"Pemerintah Kota Tanjungpinang (Prov Kepri-pen.) melalui Dinas Kesehatan terus melakukan sosialisasi dan pembinaan agar penderita HIV/Aids tetap bisa hidup layaknya manusia biasa.” Ini pernyataan dalam berita “Cegah Penularan HIV/Aids, Dinkes Tanjungpinang Minta Ibu Hamil Screening Sejak Dini” di batam.tribunnews.com (30/1-2016).
Pernyataan ini di luar akal sehat karena pengidap HIV/AIDS, disebut Odha (Orang dengan HIV/AIDS), tidak bisa dilihat dan dikenali dari ciri-ciri fisik. Sama sekali tidak ada perbedaan secara fisik, bahkan dari segi kesehatan, antar Odha dan orang-orang yang tidak tidak tertular HIV.

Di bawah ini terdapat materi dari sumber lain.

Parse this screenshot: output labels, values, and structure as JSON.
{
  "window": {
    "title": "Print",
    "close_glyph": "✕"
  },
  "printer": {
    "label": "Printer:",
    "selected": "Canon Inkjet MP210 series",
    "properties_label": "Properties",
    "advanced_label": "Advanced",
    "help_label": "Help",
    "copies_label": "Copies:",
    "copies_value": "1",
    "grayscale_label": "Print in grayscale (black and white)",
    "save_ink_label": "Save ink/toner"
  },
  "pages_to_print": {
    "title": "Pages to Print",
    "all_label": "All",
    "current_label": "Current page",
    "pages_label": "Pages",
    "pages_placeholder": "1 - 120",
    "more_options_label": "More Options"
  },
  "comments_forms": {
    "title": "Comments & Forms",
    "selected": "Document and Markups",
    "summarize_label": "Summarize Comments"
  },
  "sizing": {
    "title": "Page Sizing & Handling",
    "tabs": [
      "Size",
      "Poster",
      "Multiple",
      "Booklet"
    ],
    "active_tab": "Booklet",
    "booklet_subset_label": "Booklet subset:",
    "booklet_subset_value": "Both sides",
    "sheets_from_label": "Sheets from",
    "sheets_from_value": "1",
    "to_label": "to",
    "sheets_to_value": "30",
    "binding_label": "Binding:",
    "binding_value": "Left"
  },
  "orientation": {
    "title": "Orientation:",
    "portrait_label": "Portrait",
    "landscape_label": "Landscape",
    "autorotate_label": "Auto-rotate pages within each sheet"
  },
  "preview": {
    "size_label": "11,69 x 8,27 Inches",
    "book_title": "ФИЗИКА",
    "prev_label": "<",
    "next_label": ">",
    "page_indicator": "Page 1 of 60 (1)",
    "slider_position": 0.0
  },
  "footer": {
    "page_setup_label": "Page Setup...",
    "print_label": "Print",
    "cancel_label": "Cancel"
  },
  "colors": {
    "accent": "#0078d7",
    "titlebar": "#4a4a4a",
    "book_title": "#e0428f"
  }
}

Maka, frasa “agar penderita HIV/Aids tetap bisa hidup layaknya manusia biasa” merupakan stiga (cap buruk) terhadap Odha yang pada gilirannya merendahkan harkat dan martabat Odha sebagai manusia. Soalnya, frasa itu mengesankan “penderita HIV/Aids tidak bisa hidup layaknya manusia biasa” kalau tidak mendaptkan sosialisasi.
Cara-cara pemberitaan seperti berita inilah yang menjadi kontra produktif dalam penanggulangan HIV/AIDS. Media massa, termasuk media online, menjadi ujung tombak penyampaian informasi HIV/AIDS. Namun, kalau yang disampaikan tidak konkret, maka yang ditangkap masyarakat hanya mitos (anggapan yang salah) tentang HIV/AIDS. Seperti frasa tadi tentulah menimbulkan pemahaman yang salah di benak banyak orang.
“Sosialisasi dan pembinaan” justru perlu untuk orang-orang yang perilakunya berisiko tertular HIV/AIDS, seperti laki-laki yang gemar melakukan hubungan seksual tanpa kondom dengan perempuan yang beganti-ganti, seperti kawin-cerai, kawin kontrak, dll., serta melakukan hubungan seksual tanpa kondom dengan perempuan yang sering beganti-ganti pasangan, misalnya pekerja seks komersial (PSK).
Di lead berita disebutkan “Penderita HIV/Aids di Tanjungpinang sudah merambah semua kalangan.”
Dalam Kamus Besar Bahasa Indonesia (KBBI) ‘merambah’ disebutkan: v 1 membabat; menebang; memangkas (tumbuh-tumbuhan): 2 membuka atau menebang (tt hutan; 3 merintis (jalan); 4 memarang (menembaki, memukul banyak-banyak sekaligus; 4 menjelajah.
Itu artinya pemamakaian kata ‘merambah’ terkait dengan epidemi HIV/AIDS tidak pas. Sebagai virus HIV tidak merambat (KBBI: al. merambat adalah meluas; menjalar (tt api ganas); menular (tt penyakit); tersiar (tt kabar, berita); meluas dan berkepanjangan (tt percakapan), tapi menular dari seorang pengidap HIV/AIDS ke orang lain dengan cara-cara yang sangat khas, al. melalui hubungan seksual tanpa kondom di dalam dan di luar nikah.
Di bagian lain disebutkan: “Ini (sosialisasi dan pembinaan-pen,) dilakukan agar ibu penderita HIV/Aids tidak menularkan penyakit tersebut pada bayinya. Upaya tersebut diantaranya dilakukan dengan pencegahan penularan terhadap anak sejak dini.”
Jika ditelisik pernyataan di atas dan dikaitkan dengan epidemi HIV/AIDS, maka terjadi pembiaran yaitu membiarkan perempuan, dalam hal ini istri atau ibu rumah tangga, tertular HIV dari suaminya. Setelah perempuan-perempuan itu tertular, risiko bisa terjadi karena terjadi kehamilan sebagai bukti suami mereka tidak memakai kondom ketika sanggama.
Bayi-bayi yang (akan) dilahirkan ibu-ibu rumah tangga yang tertular HIV dari suaminya bisa terhindar dari risiko tertular HIV/AIDS, tapi ibu-ibu rumah tangga itu dibiarkan ditulari suami mereka.